SOMME DISPONIBILI. I finanziamenti a fondo perduto oscillano da un minimo di 2mila euro ad un massimo di 4mila, nel caso di imprese individuali o professionisti che hanno almeno un dipendente a tempo indeterminato al momento della presentazione della domanda e della liquidazione del contributo.
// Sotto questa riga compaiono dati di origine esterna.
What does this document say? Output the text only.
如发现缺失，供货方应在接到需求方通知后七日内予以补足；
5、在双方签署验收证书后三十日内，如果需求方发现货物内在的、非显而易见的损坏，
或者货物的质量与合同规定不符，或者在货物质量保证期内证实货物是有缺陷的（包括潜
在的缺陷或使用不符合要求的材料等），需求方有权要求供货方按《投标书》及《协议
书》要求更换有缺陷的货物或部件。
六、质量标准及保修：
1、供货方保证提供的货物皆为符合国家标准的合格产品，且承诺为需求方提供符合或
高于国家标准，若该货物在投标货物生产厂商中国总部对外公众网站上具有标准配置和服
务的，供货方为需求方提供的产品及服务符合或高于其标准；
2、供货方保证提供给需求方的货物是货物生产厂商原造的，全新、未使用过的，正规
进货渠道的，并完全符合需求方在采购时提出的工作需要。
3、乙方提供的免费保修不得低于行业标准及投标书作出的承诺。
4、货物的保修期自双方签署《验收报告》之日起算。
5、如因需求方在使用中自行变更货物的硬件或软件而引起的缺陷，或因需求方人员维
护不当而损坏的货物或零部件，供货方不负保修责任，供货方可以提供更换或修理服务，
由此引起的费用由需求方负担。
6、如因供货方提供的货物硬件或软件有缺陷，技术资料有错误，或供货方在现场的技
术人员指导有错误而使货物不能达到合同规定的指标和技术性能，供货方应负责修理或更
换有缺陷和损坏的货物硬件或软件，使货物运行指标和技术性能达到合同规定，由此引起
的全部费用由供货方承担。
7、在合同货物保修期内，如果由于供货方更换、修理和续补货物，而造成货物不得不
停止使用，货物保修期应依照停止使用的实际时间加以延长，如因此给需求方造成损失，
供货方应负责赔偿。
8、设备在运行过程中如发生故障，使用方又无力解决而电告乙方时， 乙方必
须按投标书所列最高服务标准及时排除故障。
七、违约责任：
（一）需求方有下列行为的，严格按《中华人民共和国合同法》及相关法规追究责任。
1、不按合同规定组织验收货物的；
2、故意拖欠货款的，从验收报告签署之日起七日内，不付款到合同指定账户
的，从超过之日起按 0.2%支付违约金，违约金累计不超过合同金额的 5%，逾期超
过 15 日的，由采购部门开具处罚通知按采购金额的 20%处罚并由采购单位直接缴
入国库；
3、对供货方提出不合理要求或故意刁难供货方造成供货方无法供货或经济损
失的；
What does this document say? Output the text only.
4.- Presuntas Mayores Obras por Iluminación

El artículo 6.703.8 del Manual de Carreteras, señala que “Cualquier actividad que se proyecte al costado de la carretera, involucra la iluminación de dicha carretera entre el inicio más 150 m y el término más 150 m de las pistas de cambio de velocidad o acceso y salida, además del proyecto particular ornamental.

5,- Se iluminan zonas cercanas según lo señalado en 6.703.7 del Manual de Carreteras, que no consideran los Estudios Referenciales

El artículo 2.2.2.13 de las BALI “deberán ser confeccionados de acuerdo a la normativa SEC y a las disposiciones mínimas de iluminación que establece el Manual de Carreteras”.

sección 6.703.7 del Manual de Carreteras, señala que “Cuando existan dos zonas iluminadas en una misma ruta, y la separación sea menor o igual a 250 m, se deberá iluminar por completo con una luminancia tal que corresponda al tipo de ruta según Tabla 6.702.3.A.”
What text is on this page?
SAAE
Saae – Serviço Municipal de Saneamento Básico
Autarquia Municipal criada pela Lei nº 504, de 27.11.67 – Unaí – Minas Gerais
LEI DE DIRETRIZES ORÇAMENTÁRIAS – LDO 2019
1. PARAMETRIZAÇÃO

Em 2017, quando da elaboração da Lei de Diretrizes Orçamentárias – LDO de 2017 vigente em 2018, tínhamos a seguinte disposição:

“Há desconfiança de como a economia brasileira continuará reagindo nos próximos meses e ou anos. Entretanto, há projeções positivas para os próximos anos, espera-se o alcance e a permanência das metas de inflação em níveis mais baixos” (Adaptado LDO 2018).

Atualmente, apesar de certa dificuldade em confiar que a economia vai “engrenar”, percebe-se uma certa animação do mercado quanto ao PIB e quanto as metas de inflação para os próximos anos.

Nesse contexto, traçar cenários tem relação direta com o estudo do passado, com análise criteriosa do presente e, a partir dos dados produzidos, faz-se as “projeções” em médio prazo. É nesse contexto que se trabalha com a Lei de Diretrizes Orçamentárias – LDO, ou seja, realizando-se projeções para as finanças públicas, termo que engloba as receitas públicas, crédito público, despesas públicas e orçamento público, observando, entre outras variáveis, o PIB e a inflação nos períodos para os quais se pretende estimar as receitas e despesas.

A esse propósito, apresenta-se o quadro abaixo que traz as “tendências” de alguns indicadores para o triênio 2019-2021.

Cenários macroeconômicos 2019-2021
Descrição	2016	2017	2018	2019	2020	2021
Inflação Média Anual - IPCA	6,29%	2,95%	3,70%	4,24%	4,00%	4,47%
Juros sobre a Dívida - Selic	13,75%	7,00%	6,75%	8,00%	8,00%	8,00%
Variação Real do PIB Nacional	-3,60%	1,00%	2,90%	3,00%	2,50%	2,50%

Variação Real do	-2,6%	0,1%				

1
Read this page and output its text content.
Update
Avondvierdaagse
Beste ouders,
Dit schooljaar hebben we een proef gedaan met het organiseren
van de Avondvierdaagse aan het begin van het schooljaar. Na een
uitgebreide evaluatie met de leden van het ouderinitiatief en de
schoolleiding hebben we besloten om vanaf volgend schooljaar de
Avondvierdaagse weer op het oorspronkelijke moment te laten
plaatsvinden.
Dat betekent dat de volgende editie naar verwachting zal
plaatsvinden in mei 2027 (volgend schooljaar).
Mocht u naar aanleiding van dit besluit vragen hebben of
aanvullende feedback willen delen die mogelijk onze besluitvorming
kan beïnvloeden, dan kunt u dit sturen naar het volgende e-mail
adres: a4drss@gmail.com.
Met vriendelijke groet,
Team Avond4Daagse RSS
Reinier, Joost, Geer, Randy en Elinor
L’aiuto è cumulabile con altri incentivi del Governo.
La somma disponibile, nella prima fase, è pari a 4.140.034 euro suddivisi in due linee di intervento: circa 3 milioni 140mila per sovvenzioni a lavoratori autonomi e titolari di partita Iva e 1 milione per i liberi professionisti, con un budget complessivo, previsto nella scheda di intervento, di oltre 9 milioni 600 mila euro, sulla base dello scorrimento temporale della graduatoria definitiva.
BENEFICIARI. I destinatari del contributo regionale sono gli esercenti attività di lavoro autonomo, i titolari di partita Iva e i liberi professionisti, iscritti all’albo professionale e alla relativa cassa previdenziale.
Tra i requisiti richiesti figurano la titolarità di un'attività o uno studio professionale localizzati nella Regione Abruzzo, partita Iva attiva al momento della presentazione della domanda e della liquidazione, inizio di attività prima del 1° gennaio 2019, aver avuto ricavi o compensi non superiori a 80mila euro nel 2019 e una riduzione dei ricavi pari almeno al 30% nella comparazione tra 2019 e 2020.
Sono esclusi dal beneficio le società e le cooperative, gli studi associati, i lavoratori dipendenti, i pensionati e i collaboratori coordinati e continuativi.
La misura, come ha spiegato la Regione in sede di presentazione dell'avviso «vuole andare incontro ai professionisti e agli autonomi la cui attività ha fatto registrare una pesante battuta d'arresto, nei mesi scorsi, con perdite economiche rilevanti».
FINALITÀ. La Regione, come si legge nell'avviso, intende erogare «un contributo una tantum come ristoro dei danni subiti dai lavoratori autonomi titolari di partita Iva e professionisti, prendendo come parametro di riferimento la perdita di ricavi e compensi nell’anno 2020 rispetto allo stesso periodo dell’anno 2019». In sostanza, l’obiettivo principale è quello di agevolare i lavoratori ad adattarsi al cambiamento avuto per effetto dell’impatto del coronavirus sulla propria capacità economico-finanziaria. E, al fine di favorire il mantenimento dei livelli occupazionali e limitare la perdita di posti di lavoro, è sostenuto in misura maggiore il lavoratore autonomo o libero professionista che abbia almeno un lavoratore dipendente».